De Jong enthusiastic over aspects of new report on EU internal market

10 May 2010

De Jong enthusiastic over aspects of new report on EU internal market

Professor Mario Monti today presented the report on the European internal market which he has written at the behest of the European Commission. SP European Parliament group chair Dennis de Jong responded positively to the report, in which Monti makes a number of proposals designed to increase support for the internal market amongst the broad public. Monti contends that the internal market must be orientated more towards the human and the social, something which the SP has long urged. De Jong is unhappy, however, with the proposal that health care be treated as an internal market sector, arguing that ’health care is no market’.

Dennis de Jong"For a long time all we have had is bad news regarding the internal market,’ says De Jong. ‘Social rights and public services have been subordinated to the market. The Monti Report could be a turning point, as it takes into account in a concrete fashion the concerns of the public and makes proposals as to how these might be addressed.’ These include concerns over social rights, which Monti proposes to strengthen.

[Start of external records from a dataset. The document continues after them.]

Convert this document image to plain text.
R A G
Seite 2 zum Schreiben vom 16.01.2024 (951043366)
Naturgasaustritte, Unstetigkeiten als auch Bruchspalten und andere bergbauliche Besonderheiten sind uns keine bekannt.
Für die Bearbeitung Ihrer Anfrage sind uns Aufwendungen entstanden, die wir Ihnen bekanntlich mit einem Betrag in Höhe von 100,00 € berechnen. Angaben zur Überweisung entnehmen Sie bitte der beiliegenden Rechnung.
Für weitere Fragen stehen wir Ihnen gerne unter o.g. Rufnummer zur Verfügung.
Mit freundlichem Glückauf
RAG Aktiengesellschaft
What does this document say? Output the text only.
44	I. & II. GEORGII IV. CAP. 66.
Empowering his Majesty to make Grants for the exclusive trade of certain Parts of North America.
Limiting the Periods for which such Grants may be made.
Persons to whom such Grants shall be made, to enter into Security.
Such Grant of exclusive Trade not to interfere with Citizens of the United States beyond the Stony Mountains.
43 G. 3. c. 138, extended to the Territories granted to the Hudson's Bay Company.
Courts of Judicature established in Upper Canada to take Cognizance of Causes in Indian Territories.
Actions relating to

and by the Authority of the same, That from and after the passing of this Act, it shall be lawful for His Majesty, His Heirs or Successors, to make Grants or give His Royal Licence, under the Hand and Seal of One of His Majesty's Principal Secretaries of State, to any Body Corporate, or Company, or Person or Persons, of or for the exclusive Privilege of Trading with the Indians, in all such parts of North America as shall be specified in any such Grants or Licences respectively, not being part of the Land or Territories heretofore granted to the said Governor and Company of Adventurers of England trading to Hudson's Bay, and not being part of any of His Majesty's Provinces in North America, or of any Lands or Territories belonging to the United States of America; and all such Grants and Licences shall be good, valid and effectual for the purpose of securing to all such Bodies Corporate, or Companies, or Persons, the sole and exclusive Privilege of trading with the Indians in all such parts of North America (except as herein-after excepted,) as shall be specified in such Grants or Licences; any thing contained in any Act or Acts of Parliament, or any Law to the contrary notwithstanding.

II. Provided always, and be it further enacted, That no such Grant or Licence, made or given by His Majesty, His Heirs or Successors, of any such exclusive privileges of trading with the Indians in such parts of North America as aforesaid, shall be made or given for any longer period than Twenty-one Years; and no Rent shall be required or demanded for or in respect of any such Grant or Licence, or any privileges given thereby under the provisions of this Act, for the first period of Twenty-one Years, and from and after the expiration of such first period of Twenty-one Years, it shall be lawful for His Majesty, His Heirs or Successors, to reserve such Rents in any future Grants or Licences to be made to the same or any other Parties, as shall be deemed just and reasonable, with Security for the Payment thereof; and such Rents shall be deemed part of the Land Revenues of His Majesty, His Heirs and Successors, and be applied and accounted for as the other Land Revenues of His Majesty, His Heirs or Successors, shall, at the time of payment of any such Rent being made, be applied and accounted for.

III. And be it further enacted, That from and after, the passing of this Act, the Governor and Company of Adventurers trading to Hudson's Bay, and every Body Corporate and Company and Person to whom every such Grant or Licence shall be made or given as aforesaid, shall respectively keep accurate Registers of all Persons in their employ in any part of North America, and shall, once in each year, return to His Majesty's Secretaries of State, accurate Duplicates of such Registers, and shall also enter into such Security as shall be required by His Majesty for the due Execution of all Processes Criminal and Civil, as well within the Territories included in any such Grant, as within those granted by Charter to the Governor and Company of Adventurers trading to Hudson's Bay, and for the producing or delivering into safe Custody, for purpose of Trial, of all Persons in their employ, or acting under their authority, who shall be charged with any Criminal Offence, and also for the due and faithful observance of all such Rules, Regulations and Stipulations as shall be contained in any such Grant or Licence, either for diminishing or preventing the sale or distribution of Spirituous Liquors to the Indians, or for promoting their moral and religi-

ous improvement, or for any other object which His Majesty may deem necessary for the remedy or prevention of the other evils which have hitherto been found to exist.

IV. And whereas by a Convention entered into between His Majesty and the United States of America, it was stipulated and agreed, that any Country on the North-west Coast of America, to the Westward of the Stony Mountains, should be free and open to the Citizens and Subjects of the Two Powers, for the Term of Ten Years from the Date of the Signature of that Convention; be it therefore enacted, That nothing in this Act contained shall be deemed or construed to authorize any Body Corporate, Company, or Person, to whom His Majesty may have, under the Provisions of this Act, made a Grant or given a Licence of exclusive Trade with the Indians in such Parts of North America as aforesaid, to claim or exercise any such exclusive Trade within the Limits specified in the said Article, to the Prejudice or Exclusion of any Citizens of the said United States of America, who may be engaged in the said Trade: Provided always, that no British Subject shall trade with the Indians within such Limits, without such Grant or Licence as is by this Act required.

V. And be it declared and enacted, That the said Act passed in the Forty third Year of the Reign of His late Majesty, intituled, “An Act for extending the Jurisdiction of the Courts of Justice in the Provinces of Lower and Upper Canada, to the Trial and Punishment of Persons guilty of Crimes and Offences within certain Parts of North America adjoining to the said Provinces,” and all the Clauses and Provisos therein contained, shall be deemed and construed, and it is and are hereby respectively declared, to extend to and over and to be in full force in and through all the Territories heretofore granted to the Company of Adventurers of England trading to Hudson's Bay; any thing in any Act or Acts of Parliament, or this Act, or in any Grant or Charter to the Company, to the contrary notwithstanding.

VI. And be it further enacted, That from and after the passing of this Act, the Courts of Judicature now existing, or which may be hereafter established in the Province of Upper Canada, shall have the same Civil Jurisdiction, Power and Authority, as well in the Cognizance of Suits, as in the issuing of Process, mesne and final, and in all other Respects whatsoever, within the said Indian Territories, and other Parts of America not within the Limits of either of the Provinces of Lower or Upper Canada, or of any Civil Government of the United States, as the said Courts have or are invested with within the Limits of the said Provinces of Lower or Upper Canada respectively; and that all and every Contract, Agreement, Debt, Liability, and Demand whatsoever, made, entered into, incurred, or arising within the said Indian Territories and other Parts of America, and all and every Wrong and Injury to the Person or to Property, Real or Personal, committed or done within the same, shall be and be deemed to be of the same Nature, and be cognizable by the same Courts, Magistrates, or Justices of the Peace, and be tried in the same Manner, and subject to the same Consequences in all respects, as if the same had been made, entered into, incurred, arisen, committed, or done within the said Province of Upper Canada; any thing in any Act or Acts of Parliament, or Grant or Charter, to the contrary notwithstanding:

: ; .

The right to strike, the report says, should be recognised at European level. ‘This afternoon Monti said, in response to a question which I had put, that he was a supporter of the principle of equal pay for work of equal value. That must mean that the Posted Workers’ Directive, for example, should be adopted.’

Monti also argues for a more flexible approach to rules governing public procurement, so that they are friendlier to small and medium-sized businesses and less burdensome to local and regional authorities. The threshold above which public supply contracts must be put out to tender should, Monti argues, be raised, reducing the number of such contracts covered by the rule. De Jong is also pleased by Monti’s proposal to develop a common basis for corporate taxes, so that a discussion can begin on a minimum percentage. Such a move could put the brakes on a race to the bottom in which EU member states try to attract corporations through low taxation.